Le Centre Social Eclaté de Saint-Martin-Boulogne accueil et envoi depuis 2016 des volontaires européens dans le cadre du programme “Service Volontaire Européen” appelé aujourd’hui “Corps Européen de Solidarité“.
Découvrez ci-dessous le témoignage de Lukas arrivé d’Altach en Autriche en septembre 2020, après un voyage de 1600 km en vélo.
A PROPOS DE MOI
—-

Je m’appelle Lukas Grabher et j’ai 20 ans. Je suis né en 2000 dans un petit village en Autriche/Vorarlberg qui s’appelle Altach où j’habitais dans une maison avec ma mère, ma grand-mère et ma sœur. J’y ai grandi et j’y ai passé ma vie jusqu’à 2020. En 2019 j’ai réussi “mon Matura”, équivalent du Bac, et ensuite j’ai terminé mon service civique qui est toujours obligatoire en Autriche. Dans celui-ci j’ai travaillé avec des personnes handicapées dans une maison de seconde main pendant 9 mois.
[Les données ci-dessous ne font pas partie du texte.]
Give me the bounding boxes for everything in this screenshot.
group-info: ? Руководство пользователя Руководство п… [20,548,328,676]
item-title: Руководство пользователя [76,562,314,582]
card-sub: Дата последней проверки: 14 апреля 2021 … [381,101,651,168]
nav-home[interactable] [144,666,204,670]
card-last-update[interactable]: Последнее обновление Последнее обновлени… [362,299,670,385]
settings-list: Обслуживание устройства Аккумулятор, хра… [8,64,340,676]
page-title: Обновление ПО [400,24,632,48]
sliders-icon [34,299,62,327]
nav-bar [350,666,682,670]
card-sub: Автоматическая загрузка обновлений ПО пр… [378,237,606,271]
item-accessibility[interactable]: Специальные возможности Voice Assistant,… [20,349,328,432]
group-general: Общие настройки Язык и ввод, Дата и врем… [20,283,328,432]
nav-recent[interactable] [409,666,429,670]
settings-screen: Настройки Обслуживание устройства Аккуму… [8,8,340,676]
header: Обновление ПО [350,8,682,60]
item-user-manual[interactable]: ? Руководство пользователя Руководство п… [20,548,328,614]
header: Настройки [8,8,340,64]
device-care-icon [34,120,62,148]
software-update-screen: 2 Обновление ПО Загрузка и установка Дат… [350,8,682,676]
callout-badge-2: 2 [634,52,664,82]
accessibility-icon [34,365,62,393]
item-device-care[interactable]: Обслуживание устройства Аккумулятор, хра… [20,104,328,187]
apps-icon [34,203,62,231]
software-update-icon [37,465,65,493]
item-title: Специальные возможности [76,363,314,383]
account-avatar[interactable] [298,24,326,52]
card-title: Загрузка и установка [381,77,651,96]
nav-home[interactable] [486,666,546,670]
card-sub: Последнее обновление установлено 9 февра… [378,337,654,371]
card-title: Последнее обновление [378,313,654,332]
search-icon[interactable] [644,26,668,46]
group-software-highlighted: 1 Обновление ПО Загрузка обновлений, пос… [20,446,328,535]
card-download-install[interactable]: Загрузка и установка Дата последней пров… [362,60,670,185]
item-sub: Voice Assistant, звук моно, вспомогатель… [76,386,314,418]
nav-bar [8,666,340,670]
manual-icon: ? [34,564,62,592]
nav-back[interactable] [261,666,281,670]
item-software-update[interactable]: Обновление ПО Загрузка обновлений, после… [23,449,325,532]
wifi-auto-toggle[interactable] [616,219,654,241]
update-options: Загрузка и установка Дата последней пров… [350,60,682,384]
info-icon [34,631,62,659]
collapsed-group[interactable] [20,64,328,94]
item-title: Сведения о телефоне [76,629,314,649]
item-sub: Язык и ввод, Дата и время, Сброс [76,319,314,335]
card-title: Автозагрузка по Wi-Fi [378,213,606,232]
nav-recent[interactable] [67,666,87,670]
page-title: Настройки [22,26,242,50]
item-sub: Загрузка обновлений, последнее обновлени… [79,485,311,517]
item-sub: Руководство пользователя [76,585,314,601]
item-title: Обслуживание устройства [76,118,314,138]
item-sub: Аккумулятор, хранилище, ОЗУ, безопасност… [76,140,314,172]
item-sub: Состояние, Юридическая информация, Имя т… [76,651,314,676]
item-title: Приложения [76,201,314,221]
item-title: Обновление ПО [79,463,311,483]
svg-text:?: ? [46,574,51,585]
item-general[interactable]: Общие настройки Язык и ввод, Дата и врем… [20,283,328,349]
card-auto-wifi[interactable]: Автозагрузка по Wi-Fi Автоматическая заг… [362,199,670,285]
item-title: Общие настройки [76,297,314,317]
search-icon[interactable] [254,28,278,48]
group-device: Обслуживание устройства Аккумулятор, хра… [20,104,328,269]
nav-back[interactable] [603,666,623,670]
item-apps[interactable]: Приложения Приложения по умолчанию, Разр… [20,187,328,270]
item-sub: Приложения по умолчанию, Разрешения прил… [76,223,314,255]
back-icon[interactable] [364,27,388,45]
Après cette expérience, je ne voulais pas encore démarrer mes études, mais encore plus important, je voulais déménager! Afin que je puisse faire ça, sans dépenser plein d’argent, j’ai décidé de quitter mon pays natal et faire un projet du Corps Européen de Solidarité (CES) en France. Ma motivation pour le projet ? J’aimais découvrir la culture française, être plus autonome et indépendant, sortir de ma zone de confort, faire des connaissances, améliorer mon français, partager ma vie dans un autre pays, etc.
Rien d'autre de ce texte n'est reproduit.